The same is the position with the other two decisions relied upon by Mr. Ganguli. Suffice to state therefore that no case is made out for exercise of review jurisdiction at the behest of the union. 17. Accordingly, the Review Petitions in Writ Petition Nos.978 of 2008, 1083 of 2008, 1084 of 2008 and 1085 of 2008 are hereby rejected. So also, the Review Petition in Writ Petition No. 1892 of 2008 is hereby rejected. 18. In so far as the Review Petitions in Writ Petition Nos. 972 of 2008, 973 of 2008, 974 of 2008, 975 of 2008, 976 of 2008, 977 of 2008, 979 of 2008, 1095 of 2008, 1096 of 2008 and 1097 of 2008 impugning the Awards made by the First Labour Court are concerned, the same are partly allowed.
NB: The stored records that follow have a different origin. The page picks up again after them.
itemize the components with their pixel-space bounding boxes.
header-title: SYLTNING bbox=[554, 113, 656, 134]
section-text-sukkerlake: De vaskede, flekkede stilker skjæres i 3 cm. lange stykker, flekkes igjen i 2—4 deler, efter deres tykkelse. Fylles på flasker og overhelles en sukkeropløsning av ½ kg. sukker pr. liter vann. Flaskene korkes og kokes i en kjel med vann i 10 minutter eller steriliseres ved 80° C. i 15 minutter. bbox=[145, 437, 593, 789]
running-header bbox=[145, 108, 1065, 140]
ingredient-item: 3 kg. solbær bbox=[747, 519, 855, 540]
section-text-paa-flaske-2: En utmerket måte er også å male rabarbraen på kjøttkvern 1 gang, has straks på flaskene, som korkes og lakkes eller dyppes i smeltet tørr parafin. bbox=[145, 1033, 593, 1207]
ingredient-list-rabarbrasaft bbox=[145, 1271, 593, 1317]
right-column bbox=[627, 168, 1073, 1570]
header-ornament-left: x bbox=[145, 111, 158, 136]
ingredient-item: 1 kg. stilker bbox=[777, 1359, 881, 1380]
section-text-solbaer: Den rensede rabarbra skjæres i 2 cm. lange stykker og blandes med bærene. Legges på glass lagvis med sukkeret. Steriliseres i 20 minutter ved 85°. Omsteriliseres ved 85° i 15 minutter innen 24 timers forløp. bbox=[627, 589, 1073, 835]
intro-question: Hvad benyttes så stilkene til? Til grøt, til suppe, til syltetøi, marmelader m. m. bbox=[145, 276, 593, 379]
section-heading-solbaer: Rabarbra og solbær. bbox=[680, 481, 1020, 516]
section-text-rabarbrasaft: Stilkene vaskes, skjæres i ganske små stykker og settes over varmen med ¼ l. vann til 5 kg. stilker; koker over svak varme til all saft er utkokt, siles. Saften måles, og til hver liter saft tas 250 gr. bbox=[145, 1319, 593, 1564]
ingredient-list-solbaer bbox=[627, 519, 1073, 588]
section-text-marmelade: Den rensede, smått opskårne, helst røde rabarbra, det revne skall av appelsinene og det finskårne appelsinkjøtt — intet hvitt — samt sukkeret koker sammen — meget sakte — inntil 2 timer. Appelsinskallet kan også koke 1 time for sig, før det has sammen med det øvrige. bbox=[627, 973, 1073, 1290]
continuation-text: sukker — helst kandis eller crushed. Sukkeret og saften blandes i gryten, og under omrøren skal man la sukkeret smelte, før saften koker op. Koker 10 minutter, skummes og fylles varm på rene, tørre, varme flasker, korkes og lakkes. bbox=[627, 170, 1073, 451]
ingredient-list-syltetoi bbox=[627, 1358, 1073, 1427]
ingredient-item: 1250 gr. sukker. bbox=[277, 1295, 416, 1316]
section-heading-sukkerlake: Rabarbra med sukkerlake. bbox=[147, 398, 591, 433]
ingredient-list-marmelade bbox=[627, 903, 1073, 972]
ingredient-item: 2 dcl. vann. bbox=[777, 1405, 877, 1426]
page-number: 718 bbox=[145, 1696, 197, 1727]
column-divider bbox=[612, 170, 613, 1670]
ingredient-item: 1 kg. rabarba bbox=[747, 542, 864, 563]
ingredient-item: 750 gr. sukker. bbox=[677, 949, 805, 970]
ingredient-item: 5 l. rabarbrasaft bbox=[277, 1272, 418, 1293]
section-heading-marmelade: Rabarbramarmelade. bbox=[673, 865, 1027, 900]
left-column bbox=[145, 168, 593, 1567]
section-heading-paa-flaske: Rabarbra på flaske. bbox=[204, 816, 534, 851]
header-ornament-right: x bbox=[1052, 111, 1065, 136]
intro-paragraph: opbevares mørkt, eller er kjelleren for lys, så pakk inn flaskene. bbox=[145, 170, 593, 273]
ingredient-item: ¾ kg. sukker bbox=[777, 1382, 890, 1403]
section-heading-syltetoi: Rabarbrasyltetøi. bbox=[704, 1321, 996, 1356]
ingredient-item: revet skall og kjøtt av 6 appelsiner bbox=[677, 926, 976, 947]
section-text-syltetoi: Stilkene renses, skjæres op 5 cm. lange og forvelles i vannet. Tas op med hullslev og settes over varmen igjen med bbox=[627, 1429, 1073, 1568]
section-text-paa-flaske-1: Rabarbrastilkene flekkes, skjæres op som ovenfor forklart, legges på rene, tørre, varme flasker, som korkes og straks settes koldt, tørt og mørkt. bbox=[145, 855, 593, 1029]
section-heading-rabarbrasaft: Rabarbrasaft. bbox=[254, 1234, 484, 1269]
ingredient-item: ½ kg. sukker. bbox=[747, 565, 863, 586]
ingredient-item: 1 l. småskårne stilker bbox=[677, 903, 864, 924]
The 28 workmen referred to in paragraph 5 of this order, shall stand excluded from the benefits/compensation awarded by this Court in its judgment and order dated 20.02.2014 (under review). There shall however be no change in respect of the rest of the judgment and order dated 20.02.2014. These Review Petitions are disposed of accordingly. 19. In the facts and circumstances of this case, there shall be no order as to costs. In the light of order made today in the Review Petitions, the time limit for compliance with the directions contained in the judgment and order dated 20.02.2014 is extended by a period of four weeks from today.